Hirayama was described as friendly and energetic and was considered a "vital member" of the management team. He had worked for the company for 28 years, with assignments around the world including Denmark, Germany and Japan. Most of his career, he was involved in various capacities in overseas sales, according to Fitzgerald.

He came to the U.S. last year for a position at Yaskawa's national headquarters in Waukegan, where he oversaw sales activities and was a key link to the home office in Japan for the motion part of the business, Fitzgerald said. Motion control is the core technology of robotics and other technologies such as microchips and food packaging.

Yaskawa employs about 1,000 in Waukegan and 13,000 worldwide.

Hirayama's role was as a "window" to the home office.

"He was one of the key communications guys for the motion group back to Japan," Fitzgerald said.

He possessed great language skills and an appreciation of other cultures, Fitzgerald said.

"He was a great guy.
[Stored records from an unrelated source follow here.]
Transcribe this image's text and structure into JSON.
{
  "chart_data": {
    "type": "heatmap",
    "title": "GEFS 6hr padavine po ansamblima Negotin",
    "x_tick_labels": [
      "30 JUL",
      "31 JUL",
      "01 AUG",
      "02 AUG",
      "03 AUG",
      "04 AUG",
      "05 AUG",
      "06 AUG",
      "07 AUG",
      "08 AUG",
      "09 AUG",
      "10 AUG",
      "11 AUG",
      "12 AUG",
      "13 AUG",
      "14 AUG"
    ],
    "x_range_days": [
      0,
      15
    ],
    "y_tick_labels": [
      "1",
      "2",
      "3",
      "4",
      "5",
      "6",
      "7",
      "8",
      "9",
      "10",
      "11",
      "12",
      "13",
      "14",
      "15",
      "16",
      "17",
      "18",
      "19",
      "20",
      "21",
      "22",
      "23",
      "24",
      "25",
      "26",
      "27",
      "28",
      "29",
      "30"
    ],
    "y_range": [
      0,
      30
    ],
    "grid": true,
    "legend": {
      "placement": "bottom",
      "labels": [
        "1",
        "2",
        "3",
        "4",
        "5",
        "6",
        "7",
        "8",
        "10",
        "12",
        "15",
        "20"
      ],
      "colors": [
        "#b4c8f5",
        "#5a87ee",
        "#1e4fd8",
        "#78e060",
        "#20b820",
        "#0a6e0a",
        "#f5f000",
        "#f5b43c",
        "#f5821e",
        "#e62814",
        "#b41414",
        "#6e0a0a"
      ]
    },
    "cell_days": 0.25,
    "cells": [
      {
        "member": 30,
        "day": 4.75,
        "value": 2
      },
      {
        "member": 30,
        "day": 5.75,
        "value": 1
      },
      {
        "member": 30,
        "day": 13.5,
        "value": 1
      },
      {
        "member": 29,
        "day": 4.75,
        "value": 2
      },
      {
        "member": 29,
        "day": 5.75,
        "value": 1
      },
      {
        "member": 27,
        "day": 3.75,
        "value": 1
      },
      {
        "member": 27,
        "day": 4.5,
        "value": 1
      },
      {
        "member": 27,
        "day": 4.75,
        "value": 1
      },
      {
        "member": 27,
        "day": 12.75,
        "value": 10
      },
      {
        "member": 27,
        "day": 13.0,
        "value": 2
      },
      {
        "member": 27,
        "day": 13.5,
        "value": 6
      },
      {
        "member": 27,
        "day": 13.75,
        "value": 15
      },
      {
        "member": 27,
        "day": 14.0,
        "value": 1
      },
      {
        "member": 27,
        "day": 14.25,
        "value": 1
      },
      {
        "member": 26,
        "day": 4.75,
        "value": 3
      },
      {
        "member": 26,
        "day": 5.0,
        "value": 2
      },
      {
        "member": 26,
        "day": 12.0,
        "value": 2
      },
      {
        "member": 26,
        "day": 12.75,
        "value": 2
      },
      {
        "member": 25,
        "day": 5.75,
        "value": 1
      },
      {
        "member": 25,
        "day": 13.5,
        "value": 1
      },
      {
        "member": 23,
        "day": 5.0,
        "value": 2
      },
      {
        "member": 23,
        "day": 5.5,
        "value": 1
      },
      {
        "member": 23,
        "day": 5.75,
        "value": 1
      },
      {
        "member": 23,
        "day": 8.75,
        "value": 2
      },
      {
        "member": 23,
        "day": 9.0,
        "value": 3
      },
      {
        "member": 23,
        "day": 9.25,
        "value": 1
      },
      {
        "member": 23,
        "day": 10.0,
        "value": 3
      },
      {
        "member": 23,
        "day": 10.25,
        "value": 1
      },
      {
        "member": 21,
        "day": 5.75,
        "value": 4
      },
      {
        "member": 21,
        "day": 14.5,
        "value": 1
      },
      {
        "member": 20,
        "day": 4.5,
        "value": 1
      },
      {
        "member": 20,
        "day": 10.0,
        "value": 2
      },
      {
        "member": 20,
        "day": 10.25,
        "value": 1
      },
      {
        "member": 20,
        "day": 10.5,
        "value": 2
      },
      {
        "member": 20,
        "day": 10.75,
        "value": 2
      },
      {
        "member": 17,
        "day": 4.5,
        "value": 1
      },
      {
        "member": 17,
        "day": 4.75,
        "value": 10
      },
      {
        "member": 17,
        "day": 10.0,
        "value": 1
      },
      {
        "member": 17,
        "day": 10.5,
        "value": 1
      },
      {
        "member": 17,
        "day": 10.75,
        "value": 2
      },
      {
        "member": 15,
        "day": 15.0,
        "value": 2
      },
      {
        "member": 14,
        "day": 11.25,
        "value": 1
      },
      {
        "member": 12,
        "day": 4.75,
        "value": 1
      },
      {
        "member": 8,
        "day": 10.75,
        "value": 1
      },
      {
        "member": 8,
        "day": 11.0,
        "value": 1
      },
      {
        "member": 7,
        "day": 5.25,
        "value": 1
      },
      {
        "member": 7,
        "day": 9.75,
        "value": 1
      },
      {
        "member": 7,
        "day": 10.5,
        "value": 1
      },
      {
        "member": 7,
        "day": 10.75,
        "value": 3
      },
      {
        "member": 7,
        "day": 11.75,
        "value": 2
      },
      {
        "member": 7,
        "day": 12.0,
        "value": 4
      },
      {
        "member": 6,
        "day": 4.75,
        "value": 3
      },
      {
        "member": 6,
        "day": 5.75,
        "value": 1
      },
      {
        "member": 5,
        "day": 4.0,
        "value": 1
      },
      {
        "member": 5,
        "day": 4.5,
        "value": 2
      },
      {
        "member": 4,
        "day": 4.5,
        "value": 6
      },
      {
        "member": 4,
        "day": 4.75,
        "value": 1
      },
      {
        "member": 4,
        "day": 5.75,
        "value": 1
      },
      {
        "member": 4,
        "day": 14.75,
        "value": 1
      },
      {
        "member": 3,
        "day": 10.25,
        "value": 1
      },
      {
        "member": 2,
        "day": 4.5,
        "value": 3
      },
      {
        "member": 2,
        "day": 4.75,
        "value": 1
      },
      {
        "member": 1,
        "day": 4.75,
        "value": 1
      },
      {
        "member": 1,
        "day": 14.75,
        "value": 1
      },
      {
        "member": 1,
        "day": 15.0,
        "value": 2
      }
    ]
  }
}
Anybody who can speak multiple languages and communicate well (in multiple languages) has to be an extrovert," he said.

Arizona authorities are still trying to identify the two people killed in the pickup truck, which had an Arizona license plate. They were burned beyond recognition when it rolled and caught fire after the collision on U.S. 160 about 25 miles northeast of Tuba City, state Department of Public Safety spokesman Raul Garcia said.
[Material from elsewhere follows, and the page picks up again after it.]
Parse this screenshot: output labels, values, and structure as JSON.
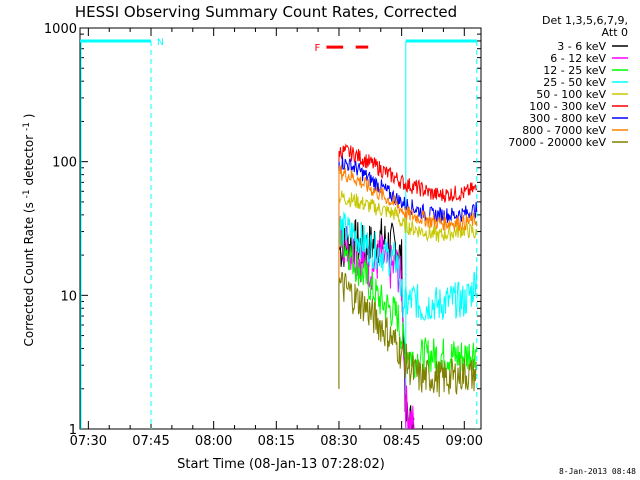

The pickup crossed the centerline while being pursued by Navajo Police Department officers after 911 callers said it was being driven erratically in Tuba City, according to Garcia.

"It refused to stop," Garcia said of the pickup truck.

Navajo DPS Capt. Harry Sombrero said Navajo police were in pursuit of the suspect vehicle for about 20 miles before the crash occurred.

At the time of the crash, Garcia said the closest Navajo police unit pursuing the pickup was more than a mile back because of safety considerations and highway traffic that widened the gap.

By the time officers got to the scene, the pickup was fully engulfed in flames, said Sgt. Gary Phelps, another DPS spokesman.

Sombrero said Arizona DPS was in the process of reconstructing the accident scene.

"The chain of events and point of impact is still being determined," Sombrero said. "This will at least be a two-week investigation."

• Daily Herald staff writer Russell Lissau and the Associated Press contributed to this report.